Ground conditions are ‘relatively dry’ in areas between Yellowknife and the territory’s southwest as the NWT wildfire season begins.
That’s according to Richard Olsen, fire operations manager with the territorial government’s Department of Environment and Natural Resources.
The department held its first weekly briefing for the 2016 wildfire season Thursday. Fire season officially started on May 1.
Olsen says several parts of the territory experienced above-average temperatures over the winter, and those conditions are expected to carry into the spring.
“We’re still looking at ground conditions that are relatively dry from the area of Yellowknife down to Fort Liard,” he said.
“Throughout western Canada, we’ve been looking at conditions that have indicated very little snow in a lot of the areas and warmer conditions.
“We’re still looking for a continuation of normal to above-normal temperatures through May into June.”
That being said, Olsen also anticipates more precipitation than usual ahead of the summer.
Firefighters stationed in Fort Smith and Fort Providence are scheduled to begin “refresher” training next week, with training in more northern communities to follow.

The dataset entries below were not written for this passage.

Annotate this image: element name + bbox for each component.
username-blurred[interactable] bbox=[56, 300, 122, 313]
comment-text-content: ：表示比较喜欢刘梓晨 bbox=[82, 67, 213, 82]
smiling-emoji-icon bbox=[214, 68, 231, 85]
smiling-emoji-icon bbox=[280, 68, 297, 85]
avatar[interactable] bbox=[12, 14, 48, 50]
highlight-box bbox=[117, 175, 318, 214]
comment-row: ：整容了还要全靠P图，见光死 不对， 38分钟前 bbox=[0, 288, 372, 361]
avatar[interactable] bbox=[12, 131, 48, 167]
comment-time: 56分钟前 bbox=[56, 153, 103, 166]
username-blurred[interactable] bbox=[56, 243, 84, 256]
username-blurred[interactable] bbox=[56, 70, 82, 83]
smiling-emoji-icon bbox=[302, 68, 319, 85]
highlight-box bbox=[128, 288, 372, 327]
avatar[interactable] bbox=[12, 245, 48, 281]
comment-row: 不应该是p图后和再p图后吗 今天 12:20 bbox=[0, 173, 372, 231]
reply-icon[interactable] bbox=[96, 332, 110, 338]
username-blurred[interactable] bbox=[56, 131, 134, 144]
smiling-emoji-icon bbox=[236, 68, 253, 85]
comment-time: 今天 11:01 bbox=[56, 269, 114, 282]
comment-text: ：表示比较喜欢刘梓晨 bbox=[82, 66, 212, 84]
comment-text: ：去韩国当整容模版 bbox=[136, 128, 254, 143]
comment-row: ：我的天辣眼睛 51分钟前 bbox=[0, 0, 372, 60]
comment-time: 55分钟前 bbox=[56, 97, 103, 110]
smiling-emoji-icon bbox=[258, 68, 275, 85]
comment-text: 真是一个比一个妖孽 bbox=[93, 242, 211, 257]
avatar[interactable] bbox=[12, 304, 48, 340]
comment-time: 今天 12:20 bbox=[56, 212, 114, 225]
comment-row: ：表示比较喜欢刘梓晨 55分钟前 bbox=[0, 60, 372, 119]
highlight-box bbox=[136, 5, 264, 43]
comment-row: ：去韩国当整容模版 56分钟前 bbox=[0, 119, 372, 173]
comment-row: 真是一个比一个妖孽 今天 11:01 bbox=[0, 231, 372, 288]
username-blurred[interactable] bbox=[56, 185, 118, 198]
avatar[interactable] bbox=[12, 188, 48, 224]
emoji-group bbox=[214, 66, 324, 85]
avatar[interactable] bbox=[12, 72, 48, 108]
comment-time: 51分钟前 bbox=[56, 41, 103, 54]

Olsen says he expects most fire crews to be staffed in the weeks to come.
“We’re aware and being wary of what the conditions are and we’re just making sure we have things prepared and in place and able to respond when the conditions dictate.
“We expect that our full amount of fire crews will be staffed by just after the long weekend in May.”
In total, the NWT will have 144 firefighters at its disposal this summer, with an additional 140 support staff (technicians, air attack officers, support workers) on hand as well.
Officials are bracing themselves for another busy wildfire season following two of the most intense summers on record.
2014 was the Northwest Territories’ worst forest fire season on record, when 385 fires burnt roughly 3.5 million hectares of land.
Despite a fast start to 2015, a total of 245 wildfires were recorded on the season, burning 646,954 hectares.
Olsen says precipitation and temperatures in the weeks to come will dictate how quickly the fire season starts in the NWT.
He also says it’s important to be mindful of where we live, and that forest fires are a natural phenomenon in this part of the country.
“We should always be aware that we live in the boreal forest and the boreal forest, ecologically, is rejuvenated through burning.
“We should be looking at … the ways individually, as a community and as a whole population how we can work together to help mitigate the risk and plan and prepare for these kinds of events.”